G.G.: Sí, claro, porque usted no está en el negocio de acertar pronósticos sino en el de administrar riesgos. Y no querrá correr el riesgo de caer en una recesión. Es una situación asimétrica, y está sobre aviso desde hace tiempo (y con una luz amarilla intensa que se encendió desde que la curva de rendimientos invirtió la pendiente).
P.: ¿Al final el presidente tenía razón? La Fed debió haber obrado más agresivamente.
G.G.: Trump es parte del problema, y no de la solución. Lo mejor que puede ocurrir es que se asuste con el fantasma de la recesión –en la antesala de las elecciones 2020– y que se deje de sacudir el bote.
P.: Pero tiene que ser por un período prolongado. Se tomó un recreo en materia de aranceles pero agita un proyecto de delistar a las acciones chinas que cotizan en EE.UU. No descansa.
G.G.: Usted lo ha dicho. Si no es el comercio, es Huawei. O son las inversiones de los fondos de pensión en China…y así sucesivamente.
P.: ¿Cuánto influye el salto imprevisto de las tasas de Repo –por encima del rango que procura el banco central para los fed funds– en este berenjenal? ¿No es una señal defensiva, de desconfianza sobre la marcha futura de los mercados?
G.G.: No hay una vinculación directa. No hay ningún accidente crediticio, tampoco. Ningún muerto que financiar, para decirlo con todas las letras.
P.: Y, sin embargo, la liquidez no les alcanza a los bancos. ¿Por qué? ¿De qué se están cubriendo?
G.G.: No hay una respuesta enteramente satisfactoria. Decir que Dodd Frank y Basilea III requieren más liquidez accesible es cierto, pero eso no cambió en las últimas semanas. ¿Por qué la demanda de liquidez se acrecienta justo ahora?

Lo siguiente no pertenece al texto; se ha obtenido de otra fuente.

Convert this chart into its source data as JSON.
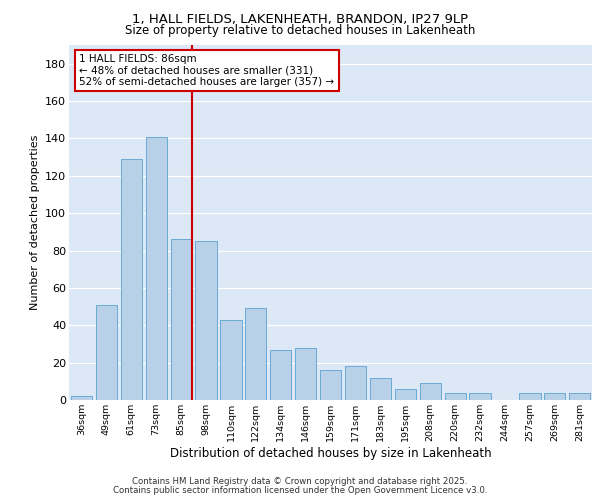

P.: Dice el banco suizo UBS que la baja de tasas, esta vez, no va a salvar al mercado de acciones. ¿Qué piensa?
G.G.: La debilidad real in crescendo de la economía mundial es dato, no mera conjetura. Acabamos de ver cifras flojísimas de Japón. Si hay recesión, todas las apuestas expiran sin valor. Pero el destino no está escrito en piedra. La baja de tasas puede ayudar a torcerlo. De Europa vendrá la mayor novedad, la política fiscal saltará al ruedo. No hay nada definido todavía.